Concepto de entusiasmo

La palabra entusiasmo procede del griego “enthousiasmos”, vocablo integrado por el prefijo “en” que denota algo interior” y por “theos” con el significado de “Dios”, que designaba el ánimo fervoroso de las sibilas, al manifestar sus profecías en estado de trance, como si un dios las hubiera poseído; de donde pasó al latín como “enthusiasmus”, designando un fervor que nace desde adentro, un estado de ánimo exaltado.

El entusiasmo es un estado anímico donde se muestra por algo mucho interés y motivación, lo que lleva a esforzarse por investigarlo, conocerlo, descubrirlo o llevarlo a cabo.

Concepto de entusiasmo

Los niños y los jóvenes son naturalmente más entusiastas que los adultos y ancianos, aunque siempre puede hallarse algo que nos conmueve y nos moviliza hacia la acción, salvo que se sufra de alguna enfermedad, como la depresión, que hace que el individuo pierda el entusiasmo.
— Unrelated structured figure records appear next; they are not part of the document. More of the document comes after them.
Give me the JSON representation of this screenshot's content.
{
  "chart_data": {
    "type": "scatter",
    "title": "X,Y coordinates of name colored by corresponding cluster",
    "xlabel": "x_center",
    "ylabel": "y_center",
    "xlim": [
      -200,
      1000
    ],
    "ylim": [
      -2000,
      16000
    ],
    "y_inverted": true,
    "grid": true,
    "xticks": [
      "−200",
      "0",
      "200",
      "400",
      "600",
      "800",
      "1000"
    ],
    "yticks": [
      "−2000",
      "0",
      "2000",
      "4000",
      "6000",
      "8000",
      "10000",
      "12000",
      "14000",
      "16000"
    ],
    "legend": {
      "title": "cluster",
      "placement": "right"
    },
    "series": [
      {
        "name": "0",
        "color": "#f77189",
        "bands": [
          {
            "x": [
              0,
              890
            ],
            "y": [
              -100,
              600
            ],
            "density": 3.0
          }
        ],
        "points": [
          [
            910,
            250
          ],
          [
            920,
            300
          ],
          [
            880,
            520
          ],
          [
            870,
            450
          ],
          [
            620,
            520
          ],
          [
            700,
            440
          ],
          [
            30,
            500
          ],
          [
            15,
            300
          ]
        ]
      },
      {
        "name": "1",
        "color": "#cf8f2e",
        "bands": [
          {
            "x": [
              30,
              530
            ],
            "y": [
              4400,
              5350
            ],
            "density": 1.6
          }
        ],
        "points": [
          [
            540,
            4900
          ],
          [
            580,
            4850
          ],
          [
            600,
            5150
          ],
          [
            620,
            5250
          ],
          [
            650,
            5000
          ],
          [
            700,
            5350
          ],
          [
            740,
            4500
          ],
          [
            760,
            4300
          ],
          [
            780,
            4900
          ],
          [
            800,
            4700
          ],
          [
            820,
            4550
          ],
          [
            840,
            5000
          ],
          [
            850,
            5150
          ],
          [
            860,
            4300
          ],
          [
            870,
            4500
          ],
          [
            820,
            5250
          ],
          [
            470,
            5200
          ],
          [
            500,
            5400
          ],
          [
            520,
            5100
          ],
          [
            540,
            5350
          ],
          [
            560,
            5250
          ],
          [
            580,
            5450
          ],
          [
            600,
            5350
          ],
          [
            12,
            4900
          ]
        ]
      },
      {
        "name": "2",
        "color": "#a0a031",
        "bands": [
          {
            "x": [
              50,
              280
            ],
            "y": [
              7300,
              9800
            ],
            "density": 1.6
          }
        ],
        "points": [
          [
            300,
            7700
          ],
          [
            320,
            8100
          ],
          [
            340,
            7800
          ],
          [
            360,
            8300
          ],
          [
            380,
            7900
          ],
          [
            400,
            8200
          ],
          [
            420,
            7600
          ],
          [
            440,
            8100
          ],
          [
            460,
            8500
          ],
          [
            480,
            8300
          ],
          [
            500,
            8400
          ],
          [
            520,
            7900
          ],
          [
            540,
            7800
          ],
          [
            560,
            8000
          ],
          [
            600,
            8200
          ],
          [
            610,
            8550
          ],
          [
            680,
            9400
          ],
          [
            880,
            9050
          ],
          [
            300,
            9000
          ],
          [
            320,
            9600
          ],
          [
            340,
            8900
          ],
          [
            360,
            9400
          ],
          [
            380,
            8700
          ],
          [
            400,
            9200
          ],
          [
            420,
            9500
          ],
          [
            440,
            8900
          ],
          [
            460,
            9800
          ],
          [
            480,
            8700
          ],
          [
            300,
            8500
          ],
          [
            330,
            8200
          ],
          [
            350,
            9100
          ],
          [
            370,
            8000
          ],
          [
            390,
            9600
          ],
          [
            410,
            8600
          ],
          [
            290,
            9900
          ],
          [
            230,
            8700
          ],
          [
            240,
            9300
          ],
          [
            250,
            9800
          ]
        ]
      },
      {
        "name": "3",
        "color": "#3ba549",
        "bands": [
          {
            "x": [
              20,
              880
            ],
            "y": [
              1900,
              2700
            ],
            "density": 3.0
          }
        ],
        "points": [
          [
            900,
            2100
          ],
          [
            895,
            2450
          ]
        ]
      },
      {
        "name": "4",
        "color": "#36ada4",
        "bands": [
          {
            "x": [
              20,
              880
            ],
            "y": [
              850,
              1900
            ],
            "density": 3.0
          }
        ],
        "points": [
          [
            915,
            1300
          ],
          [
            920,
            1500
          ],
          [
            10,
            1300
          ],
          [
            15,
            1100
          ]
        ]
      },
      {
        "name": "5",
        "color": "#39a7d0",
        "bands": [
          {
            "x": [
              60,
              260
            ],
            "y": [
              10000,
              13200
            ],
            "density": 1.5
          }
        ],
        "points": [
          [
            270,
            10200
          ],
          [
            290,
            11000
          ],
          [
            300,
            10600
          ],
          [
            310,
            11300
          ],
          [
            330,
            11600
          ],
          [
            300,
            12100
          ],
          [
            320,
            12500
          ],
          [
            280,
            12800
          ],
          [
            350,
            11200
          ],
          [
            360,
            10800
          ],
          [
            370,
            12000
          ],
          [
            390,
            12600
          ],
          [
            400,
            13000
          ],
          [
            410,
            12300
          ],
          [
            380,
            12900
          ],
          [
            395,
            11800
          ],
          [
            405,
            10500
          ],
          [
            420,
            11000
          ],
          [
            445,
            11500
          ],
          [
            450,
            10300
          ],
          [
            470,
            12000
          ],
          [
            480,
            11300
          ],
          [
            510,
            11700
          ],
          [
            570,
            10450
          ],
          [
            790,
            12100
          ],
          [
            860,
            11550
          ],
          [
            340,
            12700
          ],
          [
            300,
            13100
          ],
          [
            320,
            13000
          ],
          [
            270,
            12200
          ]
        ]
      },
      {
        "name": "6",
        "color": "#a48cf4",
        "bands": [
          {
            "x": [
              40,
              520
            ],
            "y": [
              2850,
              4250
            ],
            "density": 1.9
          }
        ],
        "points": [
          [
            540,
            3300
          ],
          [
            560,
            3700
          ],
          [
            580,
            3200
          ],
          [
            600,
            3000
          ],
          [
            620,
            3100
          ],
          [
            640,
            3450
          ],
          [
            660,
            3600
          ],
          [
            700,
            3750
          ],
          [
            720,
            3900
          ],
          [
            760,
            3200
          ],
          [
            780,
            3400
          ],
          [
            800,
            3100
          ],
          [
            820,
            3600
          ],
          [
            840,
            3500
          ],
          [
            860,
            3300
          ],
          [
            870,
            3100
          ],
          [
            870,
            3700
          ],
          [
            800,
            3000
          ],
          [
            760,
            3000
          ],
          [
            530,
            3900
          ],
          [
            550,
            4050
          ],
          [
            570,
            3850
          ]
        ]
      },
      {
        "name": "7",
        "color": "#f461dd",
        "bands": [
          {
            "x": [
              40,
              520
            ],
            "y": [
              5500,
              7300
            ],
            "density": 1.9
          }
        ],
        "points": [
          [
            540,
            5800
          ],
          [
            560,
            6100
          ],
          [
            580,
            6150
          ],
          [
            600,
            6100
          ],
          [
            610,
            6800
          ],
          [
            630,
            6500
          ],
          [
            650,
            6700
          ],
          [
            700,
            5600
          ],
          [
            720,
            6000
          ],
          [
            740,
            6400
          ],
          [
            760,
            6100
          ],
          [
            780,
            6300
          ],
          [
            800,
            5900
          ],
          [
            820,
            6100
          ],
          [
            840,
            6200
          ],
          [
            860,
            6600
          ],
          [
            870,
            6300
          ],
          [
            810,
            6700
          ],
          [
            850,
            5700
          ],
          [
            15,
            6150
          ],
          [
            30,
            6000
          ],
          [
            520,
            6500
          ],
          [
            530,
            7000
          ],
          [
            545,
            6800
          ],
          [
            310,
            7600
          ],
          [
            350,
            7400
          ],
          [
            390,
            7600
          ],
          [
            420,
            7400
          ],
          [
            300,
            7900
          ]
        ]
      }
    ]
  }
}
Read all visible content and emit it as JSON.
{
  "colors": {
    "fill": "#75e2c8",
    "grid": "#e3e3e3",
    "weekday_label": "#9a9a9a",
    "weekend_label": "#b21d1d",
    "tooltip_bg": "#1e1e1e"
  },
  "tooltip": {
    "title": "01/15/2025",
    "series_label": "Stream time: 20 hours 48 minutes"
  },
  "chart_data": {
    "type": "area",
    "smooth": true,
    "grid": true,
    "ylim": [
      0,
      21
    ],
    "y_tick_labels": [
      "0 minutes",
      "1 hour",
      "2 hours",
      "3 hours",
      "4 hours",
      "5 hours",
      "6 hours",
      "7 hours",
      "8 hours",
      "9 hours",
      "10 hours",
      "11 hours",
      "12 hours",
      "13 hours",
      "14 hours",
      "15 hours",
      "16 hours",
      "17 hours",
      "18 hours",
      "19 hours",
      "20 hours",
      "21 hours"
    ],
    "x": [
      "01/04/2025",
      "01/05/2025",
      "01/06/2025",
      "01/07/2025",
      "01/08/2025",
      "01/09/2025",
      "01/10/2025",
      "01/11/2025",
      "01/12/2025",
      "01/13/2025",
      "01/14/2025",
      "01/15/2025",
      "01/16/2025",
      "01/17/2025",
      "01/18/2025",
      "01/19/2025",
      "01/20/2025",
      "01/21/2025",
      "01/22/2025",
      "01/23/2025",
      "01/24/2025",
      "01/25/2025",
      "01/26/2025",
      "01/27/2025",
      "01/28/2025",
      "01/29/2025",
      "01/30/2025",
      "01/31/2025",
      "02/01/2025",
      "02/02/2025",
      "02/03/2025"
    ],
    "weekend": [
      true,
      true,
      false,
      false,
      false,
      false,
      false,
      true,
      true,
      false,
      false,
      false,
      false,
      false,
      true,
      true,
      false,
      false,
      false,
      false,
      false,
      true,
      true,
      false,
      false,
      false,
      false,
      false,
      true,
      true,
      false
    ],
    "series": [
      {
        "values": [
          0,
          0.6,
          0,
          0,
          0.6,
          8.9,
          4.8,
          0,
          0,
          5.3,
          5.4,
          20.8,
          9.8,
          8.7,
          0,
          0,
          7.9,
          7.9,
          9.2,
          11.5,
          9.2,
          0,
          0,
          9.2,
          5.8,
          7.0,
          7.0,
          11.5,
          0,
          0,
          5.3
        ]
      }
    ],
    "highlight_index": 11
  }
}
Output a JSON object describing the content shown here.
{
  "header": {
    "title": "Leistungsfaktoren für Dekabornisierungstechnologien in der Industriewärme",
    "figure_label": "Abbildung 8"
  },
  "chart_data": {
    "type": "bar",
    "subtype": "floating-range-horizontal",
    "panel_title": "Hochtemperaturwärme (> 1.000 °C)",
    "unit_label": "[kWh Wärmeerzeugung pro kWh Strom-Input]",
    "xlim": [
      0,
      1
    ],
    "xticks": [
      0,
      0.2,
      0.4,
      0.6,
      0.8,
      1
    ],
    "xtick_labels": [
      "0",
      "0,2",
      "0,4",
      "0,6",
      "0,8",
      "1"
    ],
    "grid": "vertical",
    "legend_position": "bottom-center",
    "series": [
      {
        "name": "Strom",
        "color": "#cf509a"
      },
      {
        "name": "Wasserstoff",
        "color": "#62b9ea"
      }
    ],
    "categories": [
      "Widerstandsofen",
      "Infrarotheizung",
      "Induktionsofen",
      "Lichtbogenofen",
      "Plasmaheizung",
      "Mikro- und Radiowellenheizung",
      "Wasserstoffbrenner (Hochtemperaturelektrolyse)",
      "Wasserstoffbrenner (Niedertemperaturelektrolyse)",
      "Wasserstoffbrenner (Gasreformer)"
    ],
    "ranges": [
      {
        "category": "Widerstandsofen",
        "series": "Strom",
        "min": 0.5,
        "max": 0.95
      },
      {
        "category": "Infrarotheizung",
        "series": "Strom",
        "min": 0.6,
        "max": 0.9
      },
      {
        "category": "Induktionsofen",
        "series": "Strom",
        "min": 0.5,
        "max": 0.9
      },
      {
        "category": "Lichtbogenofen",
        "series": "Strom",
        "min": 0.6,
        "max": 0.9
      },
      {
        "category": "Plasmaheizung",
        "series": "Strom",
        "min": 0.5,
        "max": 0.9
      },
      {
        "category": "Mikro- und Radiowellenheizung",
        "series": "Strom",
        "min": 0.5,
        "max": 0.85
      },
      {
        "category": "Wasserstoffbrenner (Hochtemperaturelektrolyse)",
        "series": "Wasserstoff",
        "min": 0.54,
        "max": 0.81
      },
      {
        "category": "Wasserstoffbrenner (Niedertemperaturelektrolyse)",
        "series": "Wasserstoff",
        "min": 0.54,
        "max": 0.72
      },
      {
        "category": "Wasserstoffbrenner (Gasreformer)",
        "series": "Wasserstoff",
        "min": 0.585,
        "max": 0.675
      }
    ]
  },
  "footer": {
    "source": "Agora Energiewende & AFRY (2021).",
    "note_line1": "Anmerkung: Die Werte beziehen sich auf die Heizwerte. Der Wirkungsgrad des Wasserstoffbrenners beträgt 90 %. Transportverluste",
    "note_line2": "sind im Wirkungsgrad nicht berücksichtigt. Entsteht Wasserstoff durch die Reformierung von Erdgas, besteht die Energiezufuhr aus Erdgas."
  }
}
Esto puede acontecer en algún momento particular, si a alguien lo ha afectado alguna dolencia o desgracia, volviendo el entusiasmo tras recuperarse de la enfermedad o del período de duelo, o ser un estado más duradero sin una causa que lo justifique, lo que requiere atención psicológica y/o psiquiátrica.

La persona entusiasta se muestra alegre, con energía, y activa, lo que suele ser contagioso: “Mi madre me contagia su entusiasmo, ya que todos los días se levanta de buen humor y con muchas ganas de encarar la jornada”.

Las causas por las cuales alguien se entusiasma son altamente subjetivas, y pueden estar dadas por motivaciones intrínsecas o extrínsecas. Ejemplos: “A mí me entusiasma la idea de viajar en vacaciones a la montaña, pero mi marido se siente más inclinado por ir al mar”, “El entusiasmo que tenía los primeros días en mi nuevo trabajo fue decreciendo hasta convertirse en rutina”, “Me entusiasma la idea de recibirme a fin de año, pues ya tengo una propuesta de trabajo cuando obtenga mi diploma” O “La maestra entusiasmó a los alumnos con organizar una fiesta para fin de año”.